What is Sleep Apnea?
As is true with any medical condition, the question “what is sleep apnea” can have a short answer or a long answer.
In Short? Start with the Basics
According to the dictionary, “apnea” means “a transient cessation of respiration.” Putting the term together, “sleep apnea” means temporarily stopping breathing while sleeping. While that may sound benign, sleep apnea is a sleep disorder principally affecting breathing, and sleep-disordered breathing can be a serious illness – both medically and economically speaking.
People with sleep apnea don’t pause their breath once or twice a night for a second or two. Patients suffering from severe sleep apnea often stop breathing – as in, no air at all moving in or out of the lungs – for several seconds, even up to a minute or more – hundreds of times during the night. A second definition for apnea is a word you might be familiar with: asphyxia, or “death by” fame.
There are three different types of sleep apnea: obstructive sleep apnea (the most common), central sleep apnea, and mixed or complex sleep apnea. The good news is that modern sleep medicine specialists can diagnose sleep apnea by means of a sleep study and treat it very effectively. The bad news is that people with untreated sleep apnea can experience blood oxygen levels that are severely out of whack, leading to adverse health consequences that can be grave and often permanent. Sleep apnea has been associated with diabetes, stroke, high blood pressure, and heart failure, as well as a myriad of stress-related illnesses.
Even for the short answer, it’s important to realize that sleep apnea is pretty common, affecting some 22 million people in the United States, and that it can be dangerous. Perhaps the most commonly identified risk factor is obesity. And the scariest part? Many people who have it don’t know that they have it.
Most people with sleep apnea exhibit several signs and symptoms including loud snoring, excessive daytime sleepiness, and difficulty concentrating. For more sleep apnea signs and symptoms, click here.

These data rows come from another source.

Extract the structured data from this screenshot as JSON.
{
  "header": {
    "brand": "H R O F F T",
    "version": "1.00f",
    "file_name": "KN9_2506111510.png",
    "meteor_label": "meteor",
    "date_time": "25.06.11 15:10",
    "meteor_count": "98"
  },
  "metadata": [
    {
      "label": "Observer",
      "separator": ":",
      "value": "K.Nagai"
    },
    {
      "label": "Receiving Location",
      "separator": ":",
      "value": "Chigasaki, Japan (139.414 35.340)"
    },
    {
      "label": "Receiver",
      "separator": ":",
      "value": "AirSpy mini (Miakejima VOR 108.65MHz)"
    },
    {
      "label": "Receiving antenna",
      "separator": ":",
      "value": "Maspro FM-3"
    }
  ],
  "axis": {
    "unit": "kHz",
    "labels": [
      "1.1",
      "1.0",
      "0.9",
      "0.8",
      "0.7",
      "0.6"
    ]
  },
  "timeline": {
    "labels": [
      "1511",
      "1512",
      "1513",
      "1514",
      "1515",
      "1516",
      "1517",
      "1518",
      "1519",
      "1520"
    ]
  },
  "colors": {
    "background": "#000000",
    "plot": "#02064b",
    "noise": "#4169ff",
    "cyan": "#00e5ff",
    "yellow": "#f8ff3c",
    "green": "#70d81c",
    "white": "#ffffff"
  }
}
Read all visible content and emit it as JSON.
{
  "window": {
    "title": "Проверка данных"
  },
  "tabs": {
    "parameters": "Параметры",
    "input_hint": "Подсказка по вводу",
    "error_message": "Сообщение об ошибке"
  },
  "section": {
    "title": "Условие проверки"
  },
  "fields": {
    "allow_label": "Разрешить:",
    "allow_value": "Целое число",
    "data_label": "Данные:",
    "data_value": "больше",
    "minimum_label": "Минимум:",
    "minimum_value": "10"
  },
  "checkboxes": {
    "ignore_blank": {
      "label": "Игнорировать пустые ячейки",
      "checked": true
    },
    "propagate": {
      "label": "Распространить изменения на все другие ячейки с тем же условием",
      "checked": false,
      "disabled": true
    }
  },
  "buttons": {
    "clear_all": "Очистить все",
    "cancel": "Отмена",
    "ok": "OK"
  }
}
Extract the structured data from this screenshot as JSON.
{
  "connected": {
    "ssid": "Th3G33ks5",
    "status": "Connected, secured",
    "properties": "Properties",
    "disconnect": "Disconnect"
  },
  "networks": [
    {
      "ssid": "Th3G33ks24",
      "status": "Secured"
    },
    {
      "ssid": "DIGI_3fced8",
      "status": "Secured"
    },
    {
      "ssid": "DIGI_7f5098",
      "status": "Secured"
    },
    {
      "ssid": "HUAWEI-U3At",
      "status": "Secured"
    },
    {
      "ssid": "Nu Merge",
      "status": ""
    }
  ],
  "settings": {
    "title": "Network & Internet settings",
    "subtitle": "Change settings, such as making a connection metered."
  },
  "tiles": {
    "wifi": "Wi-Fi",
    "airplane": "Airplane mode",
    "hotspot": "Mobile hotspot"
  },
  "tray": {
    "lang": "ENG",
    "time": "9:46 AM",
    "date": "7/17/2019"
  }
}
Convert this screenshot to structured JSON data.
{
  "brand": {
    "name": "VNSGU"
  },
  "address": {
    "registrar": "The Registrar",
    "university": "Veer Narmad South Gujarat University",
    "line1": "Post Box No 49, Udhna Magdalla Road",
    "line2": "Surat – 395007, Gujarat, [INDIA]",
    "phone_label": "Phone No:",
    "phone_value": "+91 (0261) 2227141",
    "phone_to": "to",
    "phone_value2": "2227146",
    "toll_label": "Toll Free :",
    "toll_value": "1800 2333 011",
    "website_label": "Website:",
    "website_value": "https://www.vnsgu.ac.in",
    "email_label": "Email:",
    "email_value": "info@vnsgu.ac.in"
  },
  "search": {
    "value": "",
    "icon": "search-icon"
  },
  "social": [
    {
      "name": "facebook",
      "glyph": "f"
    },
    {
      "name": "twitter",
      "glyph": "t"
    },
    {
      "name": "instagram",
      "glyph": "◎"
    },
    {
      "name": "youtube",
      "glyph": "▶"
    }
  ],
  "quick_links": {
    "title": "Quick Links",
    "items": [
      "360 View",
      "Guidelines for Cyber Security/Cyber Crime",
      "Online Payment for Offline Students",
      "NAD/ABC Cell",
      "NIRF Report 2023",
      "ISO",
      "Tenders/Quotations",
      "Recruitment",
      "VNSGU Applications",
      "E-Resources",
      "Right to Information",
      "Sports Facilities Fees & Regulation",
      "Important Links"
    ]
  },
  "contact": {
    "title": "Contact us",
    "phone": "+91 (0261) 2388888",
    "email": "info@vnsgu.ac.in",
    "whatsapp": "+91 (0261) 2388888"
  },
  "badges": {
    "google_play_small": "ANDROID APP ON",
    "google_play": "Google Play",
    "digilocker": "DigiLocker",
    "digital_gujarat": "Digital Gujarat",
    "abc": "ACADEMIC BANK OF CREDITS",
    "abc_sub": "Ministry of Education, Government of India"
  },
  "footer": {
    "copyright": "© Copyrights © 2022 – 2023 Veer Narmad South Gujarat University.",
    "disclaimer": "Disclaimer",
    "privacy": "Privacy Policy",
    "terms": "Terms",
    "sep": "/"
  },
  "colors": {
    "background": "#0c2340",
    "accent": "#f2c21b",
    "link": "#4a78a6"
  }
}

The American Sleep Apnea Association is one of several organizations devoted exclusively to supporting sleep apnea patients. However, virtually any group concerned with other sleep disorders (such as the National Sleep Foundation, which you can find here) will devote a significant portion of its resources to sleep apnea information.
That’s the short answer. For a deeper dive into this most distressing of sleep disorders, keep reading.
The Long Answer – Deep Dive into Sleep and Disordered Sleep Breathing
Sleep. It’s critical to good health. And while some people need more or less than others, everyone needs to sleep. When we don’t get a good night’s sleep, very bad things can happen.
While no one understands precisely what happens when we do it, we know that sleep is crucial to physical and emotional health. When permitted to run their natural course, sleep’s rhythms and cycles steer a sleeper through all of the stages necessary for sleep to have its healing, regenerative effect. A person who sleeps soundly and for as long as he or she needs to is able to reap a multitude of health benefits.
Sound sleep is restorative; it helps us recover from the daily toll of life. And, while you might think that any sleep is sound sleep and therefore good for you, such is not the case.
A person afflicted with untreated sleep apnea doesn’t experience restorative sleep. In fact, when they sleep, they stop breathing multiple times an hour, all night long. When you stop breathing while sleeping, bad things happen. The result is much as if you did not sleep at all.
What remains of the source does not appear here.